Title: “Methodologies to evaluate Robustness of Modern Complex SoCs“
Surya Musunuri is Silicon Architect working on Aurix microcontrollers at Infineon Technologies.
Before Infineon, Surya worked for Apple Inc, Cupertino, USA, where he was responsible for Hardware Power Management features of iPhone. Prior to Apple, he worked at Intel Corporation on developing IPs such as Voltage Regulators, PLLs, Clock Control Units, Random Number Generators and Security Units. Over the years at both Intel and Apple, he worked on several topics related Clock, Power, High-speed IOs for PC, Server, ultramobile and Smartphone platforms.
Surya graduated with Masters and PhD degrees in Electrical and Computer Engineering from University of Illinois at Urbana Champaign, where his research focused on integrated voltage regulators. He also has a Masters Certificate on Systems Design from Massachusetts Institute of Technology.
Outside work, Surya’s interests include Biking, Hiking, Table Tennis and Tennis.

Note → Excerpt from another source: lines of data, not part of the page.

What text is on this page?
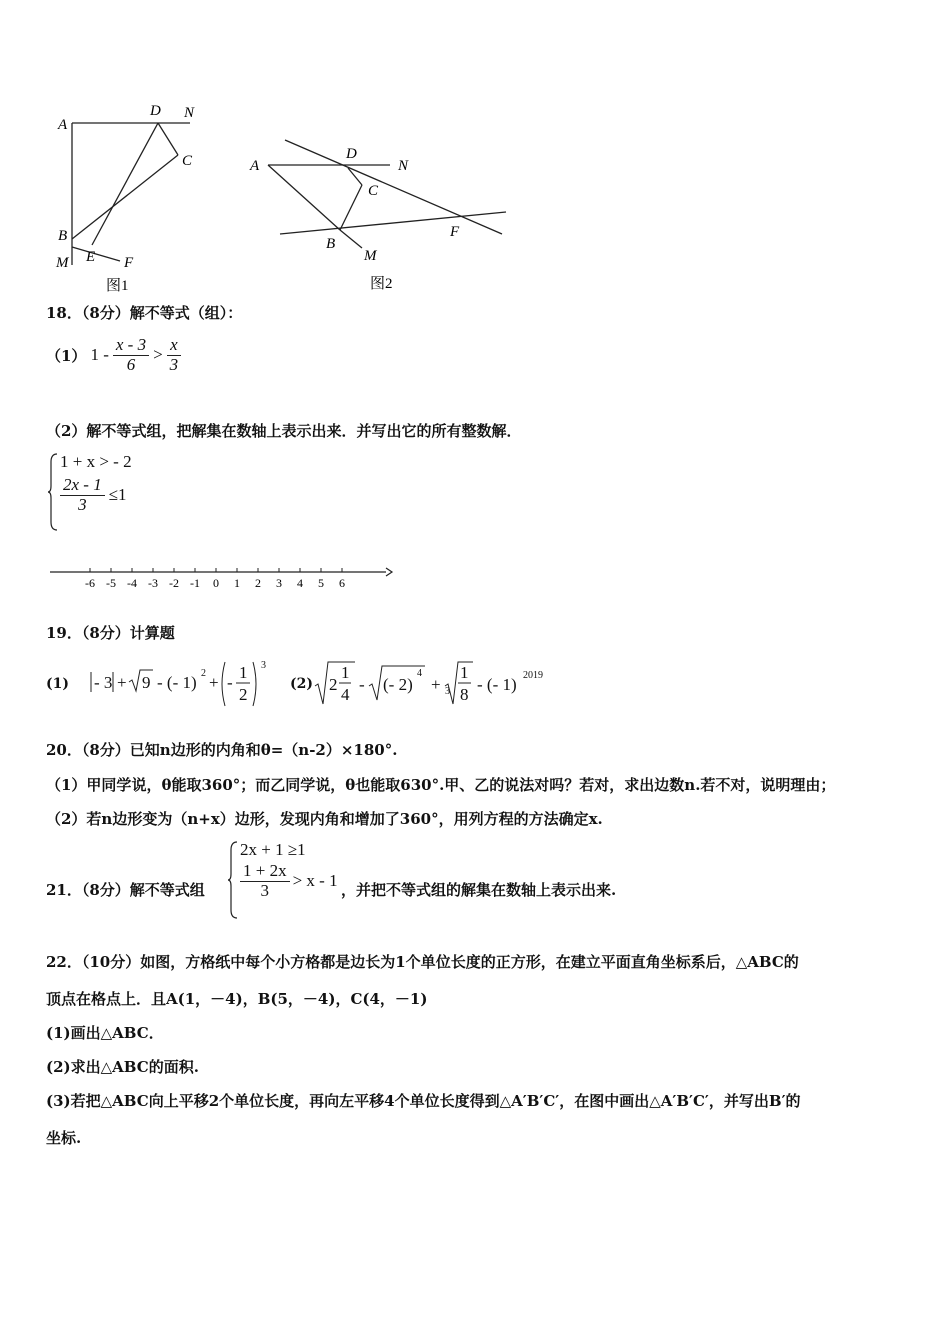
A
D N
C
B
M E F
图1
A
D
N
C
B
M
F
图2
18．（8分）解不等式（组）：
（1） $1 - \frac{x - 3}{6} > \frac{x}{3}$
（2）解不等式组，把解集在数轴上表示出来．并写出它的所有整数解．
1 + x > - 2
$\frac{2x - 1}{3} \le 1$
-6 -5 -4 -3 -2 -1 0 1 2 3 4 5 6
19．（8分）计算题
(1) - 3 + 9 - (- 1) 2 + -
1
2
3
(2) 2
1
4
- (- 2)
4
+ 3
1
8
- (- 1) 2019
20．（8分）已知n边形的内角和θ=（n-2）×180°.
（1）甲同学说，θ能取360°；而乙同学说，θ也能取630°.甲、乙的说法对吗？若对，求出边数n.若不对，说明理由；
（2）若n边形变为（n+x）边形，发现内角和增加了360°，用列方程的方法确定x.
21．（8分）解不等式组
2x + 1 ≥1
$\frac{1 + 2x}{3} > x - 1$ ，并把不等式组的解集在数轴上表示出来.
22．（10分）如图，方格纸中每个小方格都是边长为1个单位长度的正方形，在建立平面直角坐标系后，△ABC的
顶点在格点上．且A(1，－4)，B(5，－4)，C(4，－1)
(1)画出△ABC．
(2)求出△ABC的面积.
(3)若把△ABC向上平移2个单位长度，再向左平移4个单位长度得到△A′B′C′，在图中画出△A′B′C′，并写出B′的
坐标.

Modern electronic systems use semiconductor components within tight specifications/limits. It is very important to understand how these semiconductor components actually perform within and outside these specification limits. This understanding can help in overall system optimization towards better Power, Performance, and cost. Alternatively this knowledge can be used to provide an additional guard band for semiconductor component’s functionality. Therefore, understanding Robustness of semiconductors help in achieving lower ppm-failure rates by ensuring sufficient guard band between the operating range of the semiconductor and the points at which the semiconductor fails.
Robustness Validation (RV) is a process to check functionality of a semiconductor IC for a given application profile. RV utilizes the understanding of the IC (analog, digital, other) failure mechanisms thereby providing key feedback to improve the IC within and outside the datasheet limits. Understanding the timing, power delivery network and physical implementation aspects of modern SoCs (System-on-Chips) can help in improving Robustness margin for a key semiconductors components (such as Microprocessors, Microcontrollers, ASICs, etc). This RV methodology can be applied to all electronic components within a system, thereby significantly increasing the overall system robustness.
With ZVEI robustness handbook as reference, this talk would cover three key components of RV: 1. Knowledge of the conditions of use (application profiles) 2. Knowledge of the failure mechanisms and failure modes and the possible interactions between different failure mechanisms 3. Knowledge of acceleration models for the failure mechanisms needed to define and assess accelerated tests.
This talk outlines methods to evaluate robustness for modern complex SoCs. It also provides hints into analysis techniques used to derive meaningful learnings from silicon towards better SoC design.